What I never could get through to him was not that I felt music had to be confrontational or radical to earn its stripes but that it had to possess some capacity to challenge the listener if it was even going to be bad, let alone good. It took no special skill to make a bland piece of pap so lacking in character it went unnoticed, I contended; only music that was invested with something personal could challenge anyone enough to make them angry or to thrill them. I wasn’t right in many ways, I don’t think – if there’s one thing I’ve discovered it’s that even the most innocuous music can earn the hatred of millions (see: smooth jazz) – but I do still believe that “inoffensive” is a mark against music. If, that is, the entire point of music is to move us, to elicit a response in the listener beyond incidental rage (and I do believe it is).
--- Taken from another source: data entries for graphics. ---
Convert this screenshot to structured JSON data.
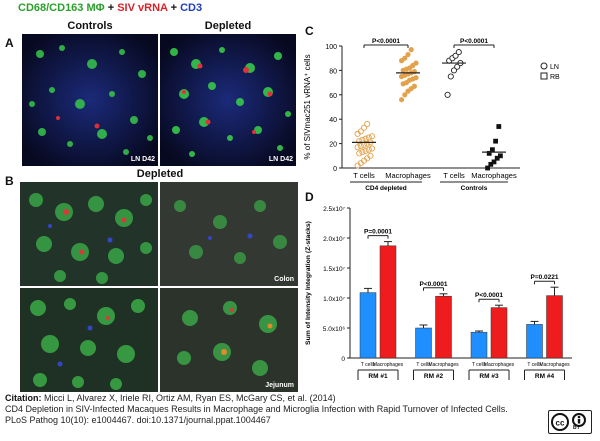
{
  "figure": {
    "header": {
      "part1": "CD68/CD163 MΦ",
      "plus1": " + ",
      "part2": "SIV vRNA",
      "plus2": " + ",
      "part3": "CD3"
    },
    "panel_labels": {
      "a": "A",
      "b": "B",
      "c": "C",
      "d": "D"
    },
    "panel_a": {
      "col_left": "Controls",
      "col_right": "Depleted",
      "tag_left": "LN D42",
      "tag_right": "LN D42"
    },
    "panel_b": {
      "title": "Depleted",
      "tag_colon": "Colon",
      "tag_jejunum": "Jejunum"
    },
    "colors": {
      "fluor_green": "#2ca02c",
      "fluor_red": "#d6242a",
      "fluor_blue": "#1f3fb8",
      "bar_blue": "#1f8fff",
      "bar_red": "#ee1c1c",
      "dot_orange": "#e2a14a"
    }
  },
  "chart_data": [
    {
      "id": "C",
      "type": "scatter",
      "ylabel": "% of SIVmac251 vRNA⁺ cells",
      "ylim": [
        0,
        100
      ],
      "yticks": [
        0,
        20,
        40,
        60,
        80,
        100
      ],
      "categories": [
        "T cells",
        "Macrophages",
        "T cells",
        "Macrophages"
      ],
      "group_labels": [
        "CD4 depleted",
        "Controls"
      ],
      "pvalues": [
        "P<0.0001",
        "P<0.0001"
      ],
      "legend": [
        "LN",
        "RB"
      ],
      "series": [
        {
          "values": [
            2,
            4,
            6,
            8,
            10,
            12,
            13,
            14,
            15,
            16,
            17,
            18,
            19,
            20,
            21,
            22,
            23,
            24,
            25,
            26,
            28,
            30,
            33,
            36
          ],
          "mean": 21
        },
        {
          "values": [
            56,
            60,
            63,
            65,
            67,
            69,
            70,
            72,
            73,
            74,
            75,
            76,
            77,
            78,
            79,
            80,
            81,
            82,
            84,
            86,
            88,
            90,
            93,
            97
          ],
          "mean": 78
        },
        {
          "values": [
            60,
            75,
            80,
            83,
            86,
            88,
            90,
            92,
            95
          ],
          "mean": 86
        },
        {
          "values": [
            0,
            3,
            5,
            8,
            10,
            12,
            15,
            22,
            34
          ],
          "mean": 13
        }
      ]
    },
    {
      "id": "D",
      "type": "bar",
      "ylabel": "Sum of Intensity Integration (Z-stacks)",
      "ylim": [
        0,
        25000000
      ],
      "ytick_labels": [
        "0",
        "5.0x10⁶",
        "1.0x10⁷",
        "1.5x10⁷",
        "2.0x10⁷",
        "2.5x10⁷"
      ],
      "groups": [
        "RM #1",
        "RM #2",
        "RM #3",
        "RM #4"
      ],
      "category_labels": [
        "T cells",
        "Macrophages"
      ],
      "pvalues": [
        "P=0.0001",
        "P<0.0001",
        "P<0.0001",
        "P=0.0221"
      ],
      "series": [
        {
          "name": "T cells",
          "values": [
            10900000,
            5000000,
            4300000,
            5600000
          ],
          "errors": [
            700000,
            500000,
            200000,
            500000
          ]
        },
        {
          "name": "Macrophages",
          "values": [
            18700000,
            10300000,
            8400000,
            10400000
          ],
          "errors": [
            700000,
            400000,
            400000,
            1400000
          ]
        }
      ]
    }
  ],
  "caption": {
    "citation_label": "Citation:",
    "citation_text": " Micci L, Alvarez X, Iriele RI, Ortiz AM, Ryan ES, McGary CS, et al. (2014)",
    "title": "CD4 Depletion in SIV-Infected Macaques Results in Macrophage and Microglia Infection with Rapid Turnover of Infected Cells.",
    "journal": "PLoS Pathog 10(10): e1004467. doi:10.1371/journal.ppat.1004467"
  },
  "license_badge": {
    "text": "BY"
  }
}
Which is why my decision to dub Color Therapy’s Mr. Wolf Is Dead the most inoffensive album I’ve heard all year should be taken less as an endorsement or well-mannered dismissal and more as a sign of condemnation. It’s not that the album seeks to be so bland as it is: there are clear attempts to spice up the looping minimalist arrangements of soft synthesizers and subdued guitars with some heavy percussion here or a shredding guitar solo there. Claps are thrown in from time to time in an attempt to get any sleeping listener excited and, on “Expect Delays”, the arranger even decides to bring the music up to a triumphant swell right around the midpoint. They’re merely gestures, though, very small and often very late ones that don’t lend the bland-as-butter arrangements much, much needed texture. They do nothing to help the songs develop and only offer token assistance in developing these loops into something with a bit more flavor.
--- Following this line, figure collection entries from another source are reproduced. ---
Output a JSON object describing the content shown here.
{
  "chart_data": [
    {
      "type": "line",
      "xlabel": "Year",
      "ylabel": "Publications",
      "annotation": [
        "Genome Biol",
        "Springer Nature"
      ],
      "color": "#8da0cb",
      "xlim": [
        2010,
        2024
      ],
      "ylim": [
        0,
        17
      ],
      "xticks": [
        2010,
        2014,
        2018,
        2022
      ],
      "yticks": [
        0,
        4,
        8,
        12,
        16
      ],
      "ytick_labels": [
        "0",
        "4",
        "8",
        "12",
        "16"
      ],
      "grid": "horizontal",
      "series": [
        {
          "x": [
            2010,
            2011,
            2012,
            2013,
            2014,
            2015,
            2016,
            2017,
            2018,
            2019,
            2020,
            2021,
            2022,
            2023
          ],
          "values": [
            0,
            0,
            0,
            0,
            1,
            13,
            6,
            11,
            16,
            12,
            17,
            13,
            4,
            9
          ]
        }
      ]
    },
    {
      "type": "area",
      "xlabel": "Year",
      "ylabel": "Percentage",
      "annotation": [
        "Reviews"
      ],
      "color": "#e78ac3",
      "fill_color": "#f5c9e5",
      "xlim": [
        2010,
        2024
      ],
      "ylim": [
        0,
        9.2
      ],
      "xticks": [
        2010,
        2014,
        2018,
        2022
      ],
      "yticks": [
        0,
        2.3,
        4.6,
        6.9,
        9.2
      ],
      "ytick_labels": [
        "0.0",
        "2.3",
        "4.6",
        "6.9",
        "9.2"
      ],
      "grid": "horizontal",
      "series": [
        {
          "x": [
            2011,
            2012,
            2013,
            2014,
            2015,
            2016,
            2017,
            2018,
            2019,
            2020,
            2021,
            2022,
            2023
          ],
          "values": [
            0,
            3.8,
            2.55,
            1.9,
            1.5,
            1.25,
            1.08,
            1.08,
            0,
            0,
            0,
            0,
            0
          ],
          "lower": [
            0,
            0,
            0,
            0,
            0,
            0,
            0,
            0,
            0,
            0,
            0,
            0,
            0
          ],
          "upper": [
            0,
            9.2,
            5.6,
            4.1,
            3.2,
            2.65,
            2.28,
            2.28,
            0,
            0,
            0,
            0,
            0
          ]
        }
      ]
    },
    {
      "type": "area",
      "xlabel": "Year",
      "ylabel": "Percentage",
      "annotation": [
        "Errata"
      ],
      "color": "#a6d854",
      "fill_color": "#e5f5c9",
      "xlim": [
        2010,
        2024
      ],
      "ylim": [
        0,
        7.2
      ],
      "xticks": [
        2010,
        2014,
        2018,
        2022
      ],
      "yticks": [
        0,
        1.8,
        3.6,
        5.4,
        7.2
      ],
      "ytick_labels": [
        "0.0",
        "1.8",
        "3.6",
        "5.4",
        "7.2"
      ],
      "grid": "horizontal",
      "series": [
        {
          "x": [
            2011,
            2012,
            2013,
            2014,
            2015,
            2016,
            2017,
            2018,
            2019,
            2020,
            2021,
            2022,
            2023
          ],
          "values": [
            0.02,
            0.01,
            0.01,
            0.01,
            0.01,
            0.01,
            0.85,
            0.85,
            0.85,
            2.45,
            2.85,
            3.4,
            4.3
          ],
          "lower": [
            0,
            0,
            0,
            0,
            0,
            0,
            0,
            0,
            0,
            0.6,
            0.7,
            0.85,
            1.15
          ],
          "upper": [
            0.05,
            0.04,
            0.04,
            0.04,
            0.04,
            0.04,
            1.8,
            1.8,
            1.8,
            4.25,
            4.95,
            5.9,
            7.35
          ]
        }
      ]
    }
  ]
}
There are exceptions, sure, and some come so early on that it’s easy to be tricked: the second track, “Half Castle”, combines a synthesizer that sounds like a flaring trumpet with a solid backbeat for a song that’s engaging even if it comes through a watery filter and has one too many empty interludes. When it starts adding in the occasional alarm and squeal it even starts to sound exciting. Hell, even the next real track (“This Emotion” is little more than an interlude) kicks off like a sprinter fresh off the block. If it had a little more steam it might even have remained interesting, but it flags so often it loses whatever energy it had. The changes in time and style, then, end up feeling less like the natural development of the song and more like their composer just grew bored with the ideas he had.
It’s lazy music all around, a melange of steady-state ambient electronica that skews closer to the soundtrack of Phantasy Star Online than it does Boards of Canada, a group Color Therapy’s clearly eager to imitate. Unlike Boards, though, these tunes don’t ever tap into anything strange or ugly, content much more to stay light and straight-ahead and encouraging. It’s vaguely inspirational music that’s not afraid to shove Einstein’s words into the mouth of a robot. “The most beautiful thing we can experience is the mysterious. It is the source of all true art and science. He to whom this emotion is a stranger – who can no longer pause to wonder and stand rapt in awe – is as good as dead. His eyes are closed,” the one voice on the entire album intones, already stamping any critic with the label of “zombie”. Which is funny, really, considering that this kind of music was custom made for zombies and zonk-heads. The perfect background album for a group of over-stimulated adults who just need to sit down with a paintbrush, a pallet of water-colors and a bit of paper, yeah.